Women Hurt Women, Too

Wow.

My last post blew this place up.

I had an overwhelming amount of support, attention, and even a little bit of criticism. I got many private messages saying “thank you,” from women who related to the story. I got a lot of comments in that vein. I also got a few comments from a woman who questioned my tactics, my beliefs, and my grasp on reality. She said she’d rather say something to someone in the moment than write a blog post about it. Sorry, I’m going to write a blog post about it.

This will be Part 1 of a two-part series.  TW: rape, racism.

Instead of breaking down the values and dangers of confrontation, I wanted to go into a realization I had the first time I found myself arguing against women on a matter of gender. That is, women hurt women too. Women protect patriarchy, too. I am seeing it now in the news, with the SCOTUS ruling. I am seeing women standing on the other side of the fence, joyous because to them it is their own victory, they have taken on the fears of reproductive health as their own, they’re saving babies or some shit. Not concerned at all about their own uteruses. Because they’re not sluts. Or something. Anyway.

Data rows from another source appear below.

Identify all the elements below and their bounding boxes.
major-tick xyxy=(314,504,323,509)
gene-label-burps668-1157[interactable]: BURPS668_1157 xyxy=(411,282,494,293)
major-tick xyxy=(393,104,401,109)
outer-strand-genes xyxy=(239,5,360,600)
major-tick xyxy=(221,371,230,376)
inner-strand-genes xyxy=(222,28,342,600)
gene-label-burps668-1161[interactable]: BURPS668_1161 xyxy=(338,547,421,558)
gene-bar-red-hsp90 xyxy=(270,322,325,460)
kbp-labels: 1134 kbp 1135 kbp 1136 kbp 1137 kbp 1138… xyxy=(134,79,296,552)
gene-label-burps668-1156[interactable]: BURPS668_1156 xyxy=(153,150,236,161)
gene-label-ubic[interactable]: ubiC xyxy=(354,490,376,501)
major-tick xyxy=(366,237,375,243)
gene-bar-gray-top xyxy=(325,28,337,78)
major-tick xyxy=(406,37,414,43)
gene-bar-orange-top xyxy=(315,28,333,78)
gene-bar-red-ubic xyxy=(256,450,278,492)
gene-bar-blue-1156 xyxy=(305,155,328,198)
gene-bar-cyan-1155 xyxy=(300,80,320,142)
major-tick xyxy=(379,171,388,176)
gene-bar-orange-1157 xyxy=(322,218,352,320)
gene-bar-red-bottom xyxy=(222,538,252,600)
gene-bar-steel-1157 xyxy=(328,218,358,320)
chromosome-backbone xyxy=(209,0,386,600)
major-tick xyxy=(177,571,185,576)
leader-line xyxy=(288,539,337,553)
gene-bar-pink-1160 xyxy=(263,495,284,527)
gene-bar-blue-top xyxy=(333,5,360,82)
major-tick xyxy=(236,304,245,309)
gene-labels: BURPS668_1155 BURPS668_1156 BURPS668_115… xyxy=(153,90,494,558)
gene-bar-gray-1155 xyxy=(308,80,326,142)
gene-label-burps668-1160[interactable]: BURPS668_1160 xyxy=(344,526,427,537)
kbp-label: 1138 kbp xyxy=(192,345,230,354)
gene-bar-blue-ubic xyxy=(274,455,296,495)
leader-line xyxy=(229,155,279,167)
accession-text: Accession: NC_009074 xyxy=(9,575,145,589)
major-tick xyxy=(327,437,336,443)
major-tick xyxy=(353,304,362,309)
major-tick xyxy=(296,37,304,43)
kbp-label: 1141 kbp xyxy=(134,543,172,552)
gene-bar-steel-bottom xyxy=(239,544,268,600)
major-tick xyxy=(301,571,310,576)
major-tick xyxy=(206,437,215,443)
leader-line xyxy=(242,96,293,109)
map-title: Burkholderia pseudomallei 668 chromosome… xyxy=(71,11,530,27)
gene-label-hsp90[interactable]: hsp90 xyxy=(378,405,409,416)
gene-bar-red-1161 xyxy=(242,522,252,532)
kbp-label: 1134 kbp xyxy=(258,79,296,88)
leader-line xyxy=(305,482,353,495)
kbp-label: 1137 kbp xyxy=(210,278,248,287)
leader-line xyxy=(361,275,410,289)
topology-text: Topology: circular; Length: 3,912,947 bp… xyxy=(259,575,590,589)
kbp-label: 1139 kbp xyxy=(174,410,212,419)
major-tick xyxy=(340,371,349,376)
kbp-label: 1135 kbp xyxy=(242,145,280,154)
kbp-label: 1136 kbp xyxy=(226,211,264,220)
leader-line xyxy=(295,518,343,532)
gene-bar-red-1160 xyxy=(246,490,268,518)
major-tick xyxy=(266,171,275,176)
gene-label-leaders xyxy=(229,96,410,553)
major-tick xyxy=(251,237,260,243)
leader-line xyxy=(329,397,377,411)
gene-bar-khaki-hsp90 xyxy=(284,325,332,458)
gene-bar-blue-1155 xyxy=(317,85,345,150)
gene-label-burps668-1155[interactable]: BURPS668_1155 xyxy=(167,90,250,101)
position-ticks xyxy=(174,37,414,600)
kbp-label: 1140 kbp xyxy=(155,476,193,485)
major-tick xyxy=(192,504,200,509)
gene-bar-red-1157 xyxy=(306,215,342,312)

I was so naive, once, to think other women would understand me by virtue of also being women.

Let me tell you the story.

It was February, Black History Month, 2010, at UCSD. The Black Student Union (BSU) was waiting on an answer for their demands. A party with a racist theme, and some of the things said in defense of this party, and a noose hung in the library, revealed the toxicity of the campus climate against black students. “The University is allowing the African-American students to be racially demoralized by a group of students on this campus,” the demands letter read. This becomes relevant, later.

I’d only been a student for about 1 year. I had joined one of my University’s largest Facebook groups, which mostly posted events. Occasionally, people posted internet articles and discussed them. I mostly did not participate, because I was busy being an art student and doing art student things (read: get fucked up and play Minecraft). One guy posted an article about how chivalry was seemingly dead.

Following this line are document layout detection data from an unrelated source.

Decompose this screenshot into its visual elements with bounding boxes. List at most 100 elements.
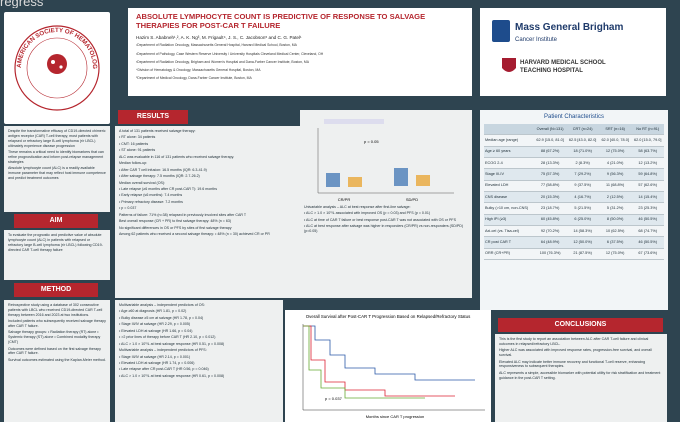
- table-cell: 7 (29.2%): [566, 168, 599, 181]
- table-cell: 28 (13.3%): [533, 157, 567, 170]
- table-cell: 62.0 [15.0, 79.0]: [631, 134, 664, 147]
- aim-text: To evaluate the prognostic and predictiv…: [8, 233, 103, 252]
- list-item: • Stage III/IV at salvage (HR 2.14, p = …: [119, 354, 191, 359]
- corner-cell: [484, 124, 534, 136]
- harvard-name: HARVARD MEDICAL SCHOOL: [520, 60, 606, 66]
- univariable-text: Univariable analysis – ALC at best respo…: [304, 205, 468, 234]
- list-item: Univariable analysis – ALC at best respo…: [304, 204, 411, 209]
- row-label: Elevated LDH: [484, 180, 534, 192]
- table-cell: 59 (64.8%): [631, 168, 664, 181]
- method-panel: Retrospective study using a database of …: [4, 300, 110, 422]
- list-item: • After salvage therapy: 7.5 months (IQR…: [119, 174, 200, 179]
- row-label: Axi-cel (vs. Tisa-cel): [484, 225, 534, 238]
- table-cell: 14 (15.4%): [631, 191, 664, 204]
- group-label: CR/PR: [338, 197, 351, 202]
- cut-off-text: regress: [0, 0, 44, 8]
- list-item: Survival outcomes estimated using the Ka…: [8, 357, 106, 362]
- list-item: Multivariable analysis – independent pre…: [119, 303, 205, 307]
- list-item: ³Department of Radiation Oncology, Brigh…: [136, 59, 309, 64]
- list-item: • ALC > 1.0 × 10⁹/L associated with impr…: [304, 211, 431, 216]
- row-label: ECOG 2-4: [484, 157, 534, 170]
- table-cell: 12 (50.0%): [566, 236, 599, 249]
- list-item: Multivariable analysis – independent pre…: [119, 348, 207, 353]
- list-item: • After CAR T cell infusion: 16.5 months…: [119, 167, 207, 172]
- list-item: • CMT: 16 patients: [119, 141, 149, 146]
- row-label: Median age (range): [484, 134, 534, 147]
- table-cell: 4 (21.0%): [598, 157, 632, 170]
- list-item: Included patients who subsequently recei…: [8, 319, 106, 328]
- table-cell: 21 (87.5%): [566, 248, 599, 260]
- table-cell: 58 (63.7%): [631, 146, 664, 159]
- results-figure-panel: CR/PR SD/PD p = 0.05 Univariable analysi…: [300, 110, 472, 298]
- list-item: Outcomes were defined based on the first…: [8, 346, 101, 356]
- list-item: Median overall survival (OS):: [119, 180, 166, 185]
- list-item: • Early relapse (≤6 months): 7.4 months: [119, 193, 183, 198]
- table-row: ECOG 2-4 28 (13.3%) 2 (8.3%) 4 (21.0%) 12 (1…: [484, 157, 664, 170]
- row-label: High IPI (≥3): [484, 214, 534, 226]
- table-row: ORR (CR+PR) 100 (76.3%) 21 (87.5%) 12 (75.0…: [484, 248, 664, 260]
- list-item: • Late relapse after CR post-CAR T (HR 0…: [119, 367, 209, 372]
- aim-panel: To evaluate the prognostic and predictiv…: [4, 230, 110, 280]
- table-cell: 92 (70.2%): [533, 225, 567, 238]
- mgb-name: Mass General Brigham: [515, 22, 623, 33]
- table-cell: 6 (25.0%): [566, 214, 599, 226]
- table-cell: 6 (37.5%): [598, 236, 632, 249]
- list-item: Retrospective study using a database of …: [8, 303, 103, 317]
- list-item: • Age ≥60 at diagnosis (HR 1.81, p = 0.0…: [119, 309, 187, 314]
- table-cell: 23 (18.7%): [533, 202, 567, 215]
- km-p-value: p = 0.037: [325, 396, 343, 401]
- table-cell: 77 (58.8%): [533, 180, 567, 192]
- list-item: ²Department of Pathology, Case Western R…: [136, 51, 324, 56]
- box-plot: CR/PR SD/PD p = 0.05: [317, 119, 454, 202]
- table-cell: 5 (21.5%): [566, 202, 599, 215]
- harvard-sub: TEACHING HOSPITAL: [520, 68, 583, 74]
- table-cell: 60 (45.8%): [533, 214, 567, 226]
- row-label: Age ≥ 60 years: [484, 146, 534, 159]
- table-cell: 75 (57.3%): [533, 168, 567, 181]
- table-cell: 68 (74.7%): [631, 225, 664, 238]
- list-item: • Primary refractory disease: 7.2 months: [119, 199, 183, 204]
- table-row: Bulky (>10 cm, non-CNS) 23 (18.7%) 5 (21.5…: [484, 202, 664, 215]
- box-p-value: p = 0.05: [364, 139, 379, 144]
- list-item: Despite the transformative efficacy of C…: [8, 129, 106, 148]
- multivariable-panel: Multivariable analysis – independent pre…: [115, 300, 283, 422]
- km-title: Overall Survival after Post-CAR T Progre…: [306, 314, 471, 319]
- title-panel: ABSOLUTE LYMPHOCYTE COUNT IS PREDICTIVE …: [128, 8, 472, 96]
- list-item: • Elevated LDH at salvage (HR 1.74, p = …: [119, 360, 195, 365]
- table-row: Elevated LDH 77 (58.8%) 9 (37.5%) 11 (68.8%…: [484, 180, 664, 192]
- conclusions-heading: CONCLUSIONS: [498, 318, 663, 332]
- characteristics-table: Overall (N=131) CRT (n=24) SRT (n=16) No RT…: [484, 124, 664, 260]
- column-header: Overall (N=131): [533, 124, 567, 136]
- table-panel: Patient Characteristics Overall (N=131) C…: [480, 110, 668, 310]
- list-item: ALC represents a simple, accessible biom…: [499, 370, 661, 380]
- table-row: High IPI (≥3) 60 (45.8%) 6 (25.0%) 8 (50.0%…: [484, 214, 664, 226]
- table-header-row: Overall (N=131) CRT (n=24) SRT (n=16) No RT…: [484, 124, 664, 136]
- column-header: CRT (n=24): [566, 124, 599, 136]
- list-item: • RT alone: 34 patients: [119, 135, 156, 140]
- list-item: Salvage therapy groups: • Radiation ther…: [8, 330, 101, 345]
- list-item: ALC was evaluable in 116 of 131 patients…: [119, 154, 235, 159]
- table-cell: 9 (37.5%): [566, 180, 599, 192]
- list-item: ¹Department of Radiation Oncology, Massa…: [136, 43, 297, 48]
- km-x-label: Months since CAR T progression: [366, 414, 425, 419]
- results-panel: A total of 131 patients received salvage…: [115, 126, 300, 298]
- list-item: • Late relapse (≥6 months after CR post-…: [119, 186, 218, 191]
- list-item: Among 62 patients who received a second …: [119, 232, 270, 236]
- table-cell: 14 (58.3%): [566, 225, 599, 238]
- poster-title: ABSOLUTE LYMPHOCYTE COUNT IS PREDICTIVE …: [136, 12, 426, 31]
- table-cell: 20 (15.3%): [533, 191, 567, 204]
- list-item: • Bulky disease ≥5 cm at salvage (HR 1.7…: [119, 315, 204, 320]
- table-cell: 2 (8.3%): [566, 157, 599, 170]
- table-cell: 46 (50.5%): [631, 214, 664, 226]
- row-label: ORR (CR+PR): [484, 248, 534, 260]
- table-cell: 100 (76.3%): [533, 248, 567, 260]
- km-plot: Overall Survival after Post-CAR T Progre…: [302, 314, 485, 419]
- table-cell: 67 (73.6%): [631, 248, 664, 260]
- society-logo-panel: AMERICAN SOCIETY OF HEMATOLOGY: [4, 12, 110, 124]
- km-plot-panel: Overall Survival after Post-CAR T Progre…: [285, 310, 491, 422]
- table-cell: 57 (62.6%): [631, 180, 664, 192]
- results-heading: RESULTS: [118, 110, 188, 124]
- table-row: Median age (range) 62.9 [15.0, 81.0] 62.5 …: [484, 134, 664, 147]
- group-label: SD/PD: [406, 197, 418, 202]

People responded to the post, generally agreeing that chivalry was dying, and it was such a shame. The article stressed that it was women being ungrateful for chivalrous acts that was part of the problem, and why were they doing that? I saw an opportunity to help explain why a woman might feel uncomfortable with chivalry, and I gave personal examples and explained in a rather diplomatic way (or so I thought). I said that it is possible that women could be uncomfortable because they are afraid. That, for example, when I walk to my car alone at night, I put my keys between my knuckles like wolverine because society tells me I should be afraid I could be attacked. So if a guy runs to open my car door for me, I might be unsure of his motives. I may have also said men should pay attention to their surroundings and make sure they aren’t accidentally making women uncomfortable.

People’s responses to my comments stunned me. Two women, especially, picked me apart. I tried to defend my statements, but they told me I was stupid to be afraid. It’s difficult to remember anything but the most horrifying of the things that they said, and that was this: “If you’re so afraid, why don’t you go run to the BSU and use their ‘safe space,’ then? Or are you too afraid of the big black men?”

I deleted everything I wrote. I was humiliated and shaken. I did not expect this from women. I thought all of them knew the fear I sometimes carry with me. I thought all of them had at some time or another distrusted a man who seemed to have “chivalrous” intentions. I thought they would stand up for me, in light of all that has happened to our fellow women.

Just one year prior, a student walked alone to her car at 8:30pm. She was held down in the parking lot, between the cars, and raped.